Album: Maja Lena – The Keeper review

By Phil Scarisbrick

Breaking out on her own, the former Low Chimes’ member takes stock of her own life to create a beautiful debut collection 

The space between the real world and our dreams is a hazy spectre that allows both sides to bleed in – blinding you to which expanse you’re in at any given moment. It can accentuate the raw emotions that encompass your days, sometimes giving clarity, but other times even more confusion. This purgatorial state is one that has long been explored by songwriters in the hope of shining some light on their own life. For her first solo record, former Low Chimes’ member, Marianne Parrish – under her stage name, Maja Lena – has fused real life experiences with a dream-like quality to explore her own journey. The resulting album is The Keeper – a collection of delicate folk tracks that feel far more skeletal than her former group’s music, but are a deeply affecting experience for the listener.

On the surface, the music feels elegant yet fragile, but, the more you listen, the more little earworms burrow their way into your subconscious. The album’s title track is one such example – skipping along frenetically while its lyrics explore the way we must trust our own sense of self-identity and thoughts. The nuanced vocals of Parrish and Rachel Dadd subtly swing between a measured assuredness to a feverish flourish, letting the listener know that nothing is quite as simple as it seems.

Album opener, Avalanche, uses imagery of the Lake District to transform the real experience of trying to conquer the Old Man of Coniston along a lesser known track – into a metaphorical exploration of the quandary of expectation versus reality. The music’s circling picks bed down the song as swirling vocals tell the tale of their Cumbrian adventure as Parrish affirms ‘we never made it up the Old Man of Coniston / I could agonise over every wrong, but why bother.’
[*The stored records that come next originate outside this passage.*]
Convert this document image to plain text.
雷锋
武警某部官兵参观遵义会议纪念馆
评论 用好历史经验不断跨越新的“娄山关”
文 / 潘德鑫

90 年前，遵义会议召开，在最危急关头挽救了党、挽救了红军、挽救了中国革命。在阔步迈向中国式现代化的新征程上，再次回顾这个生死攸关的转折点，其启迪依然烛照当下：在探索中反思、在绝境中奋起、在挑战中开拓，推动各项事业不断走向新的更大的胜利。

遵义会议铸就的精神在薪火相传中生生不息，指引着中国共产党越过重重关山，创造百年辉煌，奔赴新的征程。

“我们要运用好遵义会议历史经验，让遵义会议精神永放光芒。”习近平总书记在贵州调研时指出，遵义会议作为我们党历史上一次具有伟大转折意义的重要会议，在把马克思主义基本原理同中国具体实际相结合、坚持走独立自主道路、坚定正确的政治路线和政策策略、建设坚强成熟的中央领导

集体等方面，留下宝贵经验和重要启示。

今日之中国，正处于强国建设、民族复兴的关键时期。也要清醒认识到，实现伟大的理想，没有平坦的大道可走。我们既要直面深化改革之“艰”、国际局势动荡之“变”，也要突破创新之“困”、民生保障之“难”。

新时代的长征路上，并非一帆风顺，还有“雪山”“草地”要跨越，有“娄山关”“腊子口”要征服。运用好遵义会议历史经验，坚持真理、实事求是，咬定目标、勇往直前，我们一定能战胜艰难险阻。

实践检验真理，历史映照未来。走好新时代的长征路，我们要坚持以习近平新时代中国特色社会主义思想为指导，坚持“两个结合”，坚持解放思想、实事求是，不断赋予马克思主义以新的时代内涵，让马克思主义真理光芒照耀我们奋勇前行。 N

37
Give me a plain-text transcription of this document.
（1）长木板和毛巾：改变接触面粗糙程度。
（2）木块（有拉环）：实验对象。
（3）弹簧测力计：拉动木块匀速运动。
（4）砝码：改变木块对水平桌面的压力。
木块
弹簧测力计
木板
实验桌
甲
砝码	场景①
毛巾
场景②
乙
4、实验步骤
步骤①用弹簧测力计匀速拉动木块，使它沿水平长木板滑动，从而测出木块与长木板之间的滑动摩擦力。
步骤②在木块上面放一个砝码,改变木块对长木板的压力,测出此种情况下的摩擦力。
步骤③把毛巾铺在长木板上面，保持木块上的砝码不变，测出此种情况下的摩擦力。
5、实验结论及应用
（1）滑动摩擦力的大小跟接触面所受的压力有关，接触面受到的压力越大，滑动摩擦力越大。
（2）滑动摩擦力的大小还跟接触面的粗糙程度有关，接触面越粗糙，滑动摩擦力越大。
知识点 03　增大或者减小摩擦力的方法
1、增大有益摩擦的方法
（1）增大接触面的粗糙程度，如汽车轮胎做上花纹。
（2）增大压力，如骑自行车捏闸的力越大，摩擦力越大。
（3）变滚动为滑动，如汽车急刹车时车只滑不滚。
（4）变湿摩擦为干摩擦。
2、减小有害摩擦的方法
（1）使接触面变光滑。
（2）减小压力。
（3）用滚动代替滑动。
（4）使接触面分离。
Sacred Practice takes stock of how the mundane and monotonous can become treasured parts of your life. It rarely travels in a perfectly planned direction, and our goals and ambitions must adapt to this. ‘Life is what happens when you’re busy making other plans,’ John Lennon sang, but Parrish expresses her own version of this observation in a far more beautiful way as she sings, ‘Too busy dreaming, missed the harvest / Stayed at home with my empty basket.’

Other highlights include Birch, written in her ancestral nation of Sweden in 2014, which is driven along with an electronic, deeply percussive soundtrack as Parrish’s voice soars above, while Antares has yet more stunning melodies that move you as a listener to become transfixed with what you’re hearing.

It’s hard not to love what you hear on The Keeper. There is a maturity to the writing that allows you feel like you’re seeing the world through her eyes. You’re part and parcel of her of journey, whether it is her dreams and aspirations, or quelling her neuroses to try and stay happy. Most of all though, it is just a beautiful record to listen to time and time again.